Saturday, January 4, 2014

Jayme's fertility Journey: Taking the road less traveled



When most little girls were planning their dream weddings to their Prince Charming, I was playing house in the form of single mommy to my baby dolls. Of course I always wanted to find that one special guy, but it was never as important to me as becoming a mother. Its what I know. My parents divorced when I was two and as long as I can remember it's always been my mother, my sister, and myself (and my nephew who came along in 1998). I sincerely don't think I'd know how to let someone be a father if their values veered too far away from my own. I'll never give up on love, but for now the love I seek is in a much purer, sweeter, unconditional form. I seek to truly know the love of mother to a child.

When I was going on 14 my nephew was born, I was in the room. He was the most amazing thing I ever saw. The second he cried, so did I. Sixteen short months later we lost his beautiful mother, my big sister, to an abusive boyfriend of her's. For the last fourteen years my mother and I have raised this wonderful boy, me staying home with him for the first thirteen of those years. He's my light. I look at him and know life is beautiful no matter what disasters lie ahead. We've had a lot of disasters.

At age 19 I was told that I have PCOS. Because of my co-writer here, I actually knew what that meant. I took that as them telling me I'd never have kids. Nothing makes you want something more than being told you can't have it. I got into a relationship that would last 3 years, and very quickly in started trying to no avail for pretty much the entire duration of the relationship. I stayed for the sake of trying to have a baby, only to end up abused. From the end of that relationship until now, I've known that the likelihood was I would end up a single mom. I've never had a problem with that idea, but for a long time I was concerned with what people would say if I started OUT trying to be a single mom.

For the next few years I jumped from one relationship to the next trying to find someone who wanted to have kids, and wanted them yesterday. I knew I was fooling myself, and I knew that most of my attempts would be in vain. I wanted to have that picture perfect family, the one you see on TV. The one you see on black and white TV, to be more specific. Truthfully, I just thought that's what men wanted so I went with it as long as I got to keep trying for a baby.

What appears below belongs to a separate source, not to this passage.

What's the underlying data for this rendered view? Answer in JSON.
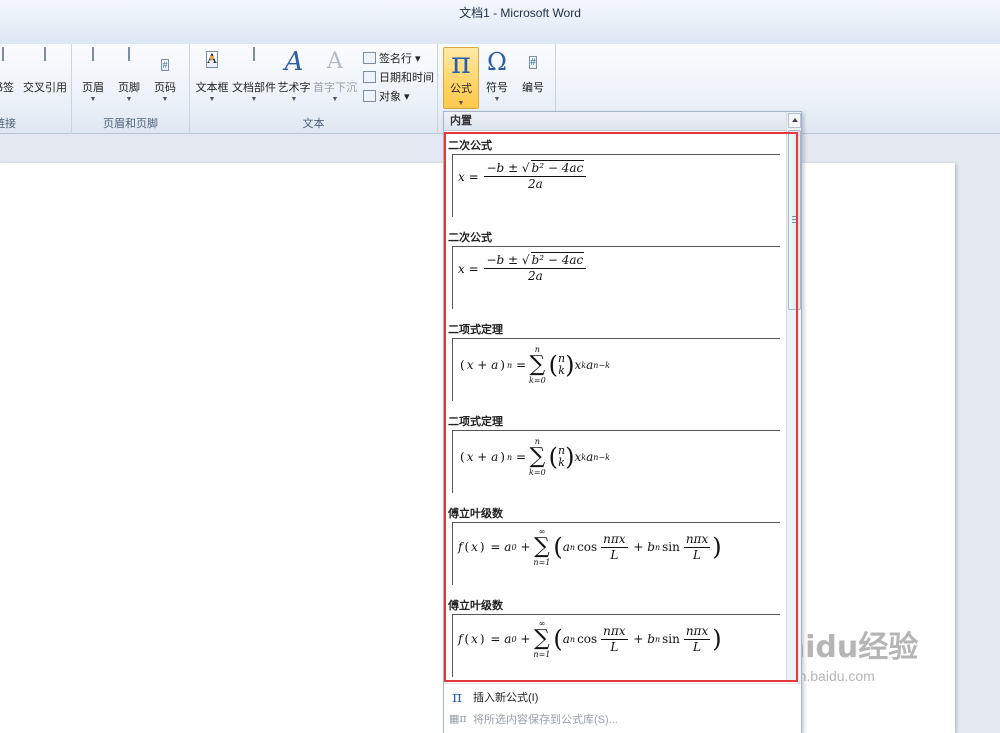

I wound up with some abusive nut jobs. I played step mommy more times than my heart could take, because as soon as the relationships turned violent I had to leave. I stayed with people longer than I should've for the sake of their children because I fell so deeply in love with a sweet little face needing me to take care of them. The one I highlight most specifically here, I actually moved away to Tennessee to be with. I broke my own heart by leaving my mom and nephew (who was 11 at the time) to go be with someone who ended up trying to kill me. Lesson learned. I came home. Now what?

If you end up a single mom from a divorce or breakup, nobody really judges that. What happens when you decide for yourself that being a single mom is what is best for you, and you have no intentions of marrying or committing to anyone for the sake of having a baby? What if instead you are willing to find donor sperm, be it artificial or natural insemination, and go forth without an active father? On purpose, nonetheless. I guess we'll find out.

I'm Jayme. I'm 29, turning 30 in September. I have PCOS and am currently taking some herbal enhancements to try to conceive a baby. I probably have more fertility knowledge than most RE's, and have learned I know more about pregnancy than most people who've ever been pregnant. Every new baby my friends have makes my heart break, especially the ones closest to me. I hate the way that makes me feel. We're talking about people I'd stand in front of a bullet for. I should be over the moon for their happiness. I am, but on the inside I'm dying to know that feeling.

I found  my donor in a very dear friend, whom I trust whole-heartedly with this process. He knows how much I want to be a mother, and has seen me in action with his former step children for whom I was a live in babysitter for a while. He knows how much I want it, and knows that I'll never keep him away and never ask for a dime. He's giving me the one thing that will make my life complete. I am going to be forever grateful to him for this selfless act.

For the last 4 years I've been working on my resume, complete with going back to school in the last few months. I've saved some money, worked on my credit. As of this publication I'm working on getting a new vehicle, but after that its back to saving for my own place (shit happens). I'm moving in the spring to a new city, and will get to be closer to my sister in arms, Ayden.

I met Fay in the 8th grade. Along with her sister, we were a hot mess. We had so much fun, and caused our principal so many headaches. Our lives are night and day now, but there's nobody I'd rather share this journey with. She gets me. She keeps me in check, and still reminds me to dream as big as my heart can handle. I have a tendency to get discouraged, so then she kicks me in the butt and tells me I can do it.

Welcome to our journey, its going to be a beautiful ride.